In 2007, the collective value of mergers and acquisitions (M&As) across the globe stood at $4.61 trillion, a new annual record. The Great Recession put a swift end to that trend as companies focused more on survival than growth.
M&As bottomed out at $2.30 trillion in 2009, and stayed relatively steady in the $2.6 trillion to $2.8 trillion stage through 2013. As the economy began to recover, total M&A value leaped to $3.66 trillion in 2014 and last year topped $5 trillion for the first time, officially making 2015 the greatest year in M&A history.
PricewaterhouseCoopers said that a whopping 54% of CEOs in the U.S. had intended to complete an acquisition during 2015. In the first half of the calendar year alone, 4,654 M&A deals were executed.
What is driving M&A mania? A primary reason is growth concerns. Stocks are somewhat overvalued and suffering from even higher expectations. The only way for some companies to maintain growth rates sufficient enough to meet expectations is through strategic acquisitions.
Other significant factors include readily available cash and unusually low interest rates. During the Great Recession, companies stayed relatively lean and gathered the cash buffers necessary to weather economic storms. With interest rates near zero and slowing demand that did not require expansion of facilities, what were companies to do with their cash reserves? Some sat on them, others initiated stock buybacks to keep the price high, and still, others used their cash to focus on strategic acquisitions.
Low interest rates also facilitate M&As through low borrowing costs. It is easier to pull off a large merger when it can be financed at reasonable rates — and they do not get more reasonable than today's values.
Tax considerations can also play a role, as with the recently announced merger between Pfizer and Allergan. The massive $160 billion deal will result in the relocation of Pfizer's headquarters to Ireland, saving massive amounts of money in U.S. taxes. Politicians bluster about the issue, but have not yet taken legislative action.
This wave of mergers differs a bit from past mergers in that fewer conglomerates are being formed. Instead of buying companies in diverse fields to spread out the risk of a downturn in one particular area, M&As are now focused on companies in similar fields to gain market share or to acquire complementary products and territories. Healthcare has seen a significant rise in mergers as profits are squeezed by the Affordable Care Act and regulatory limitations, and pharmaceutical companies are reaching the "eat or be eaten" stage.
Should it come to pass, the Pfizer-Allergan deal will be the largest of the year, topping Anheuser-Busch InBev's offer to buy SABMiller for $105.6 billion.
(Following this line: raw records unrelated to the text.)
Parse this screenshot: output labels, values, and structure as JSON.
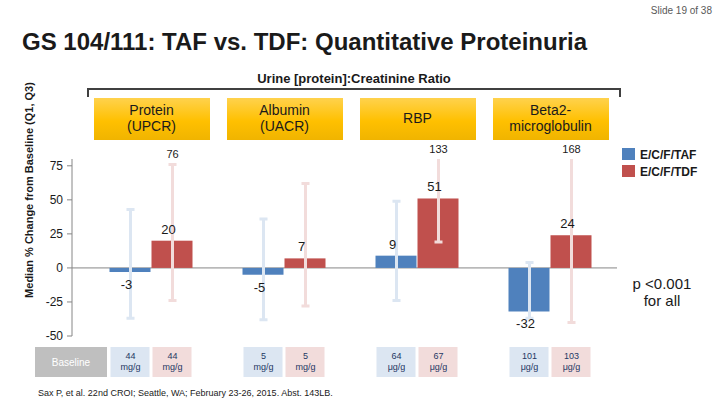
{
  "chart_data": {
    "type": "bar",
    "page_label": "Slide 19 of 38",
    "title": "GS 104/111: TAF vs. TDF: Quantitative Proteinuria",
    "subtitle": "Urine [protein]:Creatinine Ratio",
    "y_label": "Median % Change from Baseline (Q1, Q3)",
    "categories": [
      "Protein (UPCR)",
      "Albumin (UACR)",
      "RBP",
      "Beta2-microglobulin"
    ],
    "series": [
      {
        "name": "E/C/F/TAF",
        "color": "#4f81bd",
        "values": [
          -3,
          -5,
          9,
          -32
        ],
        "q1": [
          -37,
          -38,
          -24,
          -37
        ],
        "q3": [
          43,
          36,
          49,
          4
        ],
        "baseline_labels": [
          "44 mg/g",
          "5 mg/g",
          "64 μg/g",
          "101 μg/g"
        ]
      },
      {
        "name": "E/C/F/TDF",
        "color": "#c0504d",
        "values": [
          20,
          7,
          51,
          24
        ],
        "q1": [
          -24,
          -28,
          19,
          -40
        ],
        "q3": [
          76,
          62,
          133,
          168
        ],
        "q3_labels": [
          "76",
          null,
          "133",
          "168"
        ],
        "baseline_labels": [
          "44 mg/g",
          "5 mg/g",
          "67 μg/g",
          "103 μg/g"
        ]
      }
    ],
    "ylim": [
      -50,
      80
    ],
    "yticks": [
      -50,
      -25,
      0,
      25,
      50,
      75
    ],
    "grid": false,
    "legend": "top-right",
    "data_labels": true,
    "baseline_title": "Baseline",
    "annotation": "p <0.001 for all",
    "source": "Sax P, et al. 22nd CROI; Seattle, WA; February 23-26, 2015. Abst. 143LB."
  }
}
Other notable M&As include the Time Warner Cable-Charter deal worth $55 billion, the Heinz-Kraft merger at almost $50 billion, and Avago Technologies-Broadcom worth $37 billion.
Are all of these mergers a good thing? Consolidation can lead to a rise in process and limited market choice within certain fields, but it does not necessarily have to end up that way. The more strategic emphasis of today's mergers and the lower debt burdens due to cash reserves and lower interest rates would seem to give them a greater chance to succeed.
However, below the boardroom level, consolidation almost certainly means increases in efficiency through cutting redundancies and therefore jobs. Very rarely is an M&A so complementary that facilities are not closed and jobs not sacrificed.
M&A activity goes in cycles, and we may well be near the peak of this one, but do not count on the merger mania fading away completely anytime soon — especially while interest rates stay low.